Origines de l'imprimerie

par Danièle Memet

Chine, XIe siècle

Les premiers essais d'impression au moyen de caractères mobiles sont l'œuvre de Bi-Cheng, forgeron alchimiste, qui réalise des cubes en terre sculptés, cuits et collés dans un cadre de fer au moyen de cire et de résine.
 

Corée, XIVe siècle

Les Coréens exploitent leur savoir-faire en matière de gravure métallique pour fabriquer des monnaies et l'adaptent pour créer des "types" en bronze. Un des premiers ouvrages imprimés à partir de caractères métalliques est le Traité bouddhique ou Chiksimgyong du moine Kyonghan (1298-1374), imprimé en Corée en 1377 et conservé à la Bibliothèque nationale de France. C'est le plus ancien connu actuellement.
 
Les premières grandes impressions recensées à ce jour en caractères mobiles métalliques datent de la dynastie des Yi.
 
T'aejo règne de 1392 à 1398, et la dynastie qu'il fonde régnera jusqu'en 1910. Très rapidement, il choisit pour capitale Séoul.

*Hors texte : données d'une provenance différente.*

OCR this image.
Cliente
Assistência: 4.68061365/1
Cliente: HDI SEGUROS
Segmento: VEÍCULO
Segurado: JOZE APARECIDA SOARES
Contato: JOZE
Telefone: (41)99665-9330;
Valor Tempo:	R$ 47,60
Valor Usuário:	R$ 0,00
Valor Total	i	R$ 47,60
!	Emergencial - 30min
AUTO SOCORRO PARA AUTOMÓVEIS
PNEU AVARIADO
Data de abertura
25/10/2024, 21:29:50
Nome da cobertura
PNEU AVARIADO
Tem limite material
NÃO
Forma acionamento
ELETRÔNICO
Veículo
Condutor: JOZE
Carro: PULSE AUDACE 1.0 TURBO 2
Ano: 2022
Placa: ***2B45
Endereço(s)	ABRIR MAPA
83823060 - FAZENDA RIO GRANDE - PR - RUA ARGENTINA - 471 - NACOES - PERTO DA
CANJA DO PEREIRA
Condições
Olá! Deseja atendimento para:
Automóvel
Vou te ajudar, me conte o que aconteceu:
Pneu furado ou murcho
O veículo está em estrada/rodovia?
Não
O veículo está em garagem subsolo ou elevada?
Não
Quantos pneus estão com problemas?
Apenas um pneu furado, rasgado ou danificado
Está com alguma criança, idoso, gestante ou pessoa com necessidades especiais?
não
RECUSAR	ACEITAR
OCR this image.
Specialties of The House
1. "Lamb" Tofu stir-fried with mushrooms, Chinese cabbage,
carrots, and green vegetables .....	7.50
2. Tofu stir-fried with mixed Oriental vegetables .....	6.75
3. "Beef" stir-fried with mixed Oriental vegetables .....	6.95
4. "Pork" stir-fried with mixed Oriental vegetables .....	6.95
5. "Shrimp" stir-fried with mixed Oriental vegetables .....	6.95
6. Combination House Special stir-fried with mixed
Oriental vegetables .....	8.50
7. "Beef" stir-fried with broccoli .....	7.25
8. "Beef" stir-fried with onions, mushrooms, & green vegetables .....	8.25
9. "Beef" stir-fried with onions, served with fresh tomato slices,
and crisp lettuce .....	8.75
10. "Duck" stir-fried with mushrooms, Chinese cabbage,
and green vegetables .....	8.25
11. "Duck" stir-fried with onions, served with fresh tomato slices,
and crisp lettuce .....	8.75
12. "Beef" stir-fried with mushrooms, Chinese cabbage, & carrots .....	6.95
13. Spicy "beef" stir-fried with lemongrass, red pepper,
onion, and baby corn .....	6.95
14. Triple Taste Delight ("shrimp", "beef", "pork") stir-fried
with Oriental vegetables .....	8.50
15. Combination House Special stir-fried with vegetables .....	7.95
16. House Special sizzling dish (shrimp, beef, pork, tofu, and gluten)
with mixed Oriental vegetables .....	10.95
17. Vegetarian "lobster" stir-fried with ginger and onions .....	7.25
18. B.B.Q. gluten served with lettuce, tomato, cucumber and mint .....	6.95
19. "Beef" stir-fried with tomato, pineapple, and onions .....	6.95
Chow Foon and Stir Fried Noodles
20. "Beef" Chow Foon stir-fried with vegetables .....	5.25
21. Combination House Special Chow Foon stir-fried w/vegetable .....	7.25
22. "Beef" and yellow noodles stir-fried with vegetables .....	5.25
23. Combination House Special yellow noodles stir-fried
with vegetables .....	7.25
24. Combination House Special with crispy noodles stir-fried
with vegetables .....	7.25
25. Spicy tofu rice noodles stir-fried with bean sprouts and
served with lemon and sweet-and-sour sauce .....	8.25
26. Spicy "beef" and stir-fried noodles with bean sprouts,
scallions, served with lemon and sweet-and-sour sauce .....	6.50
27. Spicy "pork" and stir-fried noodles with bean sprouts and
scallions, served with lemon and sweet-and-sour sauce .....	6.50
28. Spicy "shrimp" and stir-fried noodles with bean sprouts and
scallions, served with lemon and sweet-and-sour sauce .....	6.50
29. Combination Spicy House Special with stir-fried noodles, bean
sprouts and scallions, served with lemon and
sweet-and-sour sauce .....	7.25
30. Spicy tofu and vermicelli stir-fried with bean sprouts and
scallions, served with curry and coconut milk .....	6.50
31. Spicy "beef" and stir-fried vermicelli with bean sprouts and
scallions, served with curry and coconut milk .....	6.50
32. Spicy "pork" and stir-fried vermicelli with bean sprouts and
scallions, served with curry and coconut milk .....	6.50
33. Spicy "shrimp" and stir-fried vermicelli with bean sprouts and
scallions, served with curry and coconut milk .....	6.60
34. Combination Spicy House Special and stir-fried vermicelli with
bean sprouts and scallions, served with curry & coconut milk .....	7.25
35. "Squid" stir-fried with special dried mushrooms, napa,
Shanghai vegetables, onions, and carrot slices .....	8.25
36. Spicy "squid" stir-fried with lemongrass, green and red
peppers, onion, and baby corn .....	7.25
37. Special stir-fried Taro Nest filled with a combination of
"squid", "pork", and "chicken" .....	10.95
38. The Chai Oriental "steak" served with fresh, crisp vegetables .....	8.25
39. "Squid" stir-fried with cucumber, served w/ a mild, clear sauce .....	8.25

Durant les premières années de son règne, il codifie la nouvelle politique nationale d'après le confucianisme. Le livre est donc le vecteur privilégié pour la diffusion de cette nouvelle doctrine d'État.
 
Plus tard, un de ses successeurs, le roi Sejong (1418-1450), lance une réforme de l'alphabet et dirige la création des caractères kabin fondus en plomb en 1434. Ces caractères correspondent à l'apogée de la typographie coréenne ; ils ont été refondus cinq fois au cours des siècles suivants et il y a eu peu de changements jusqu'au XIXe siècle, date de l'introduction des techniques modernes occidentales.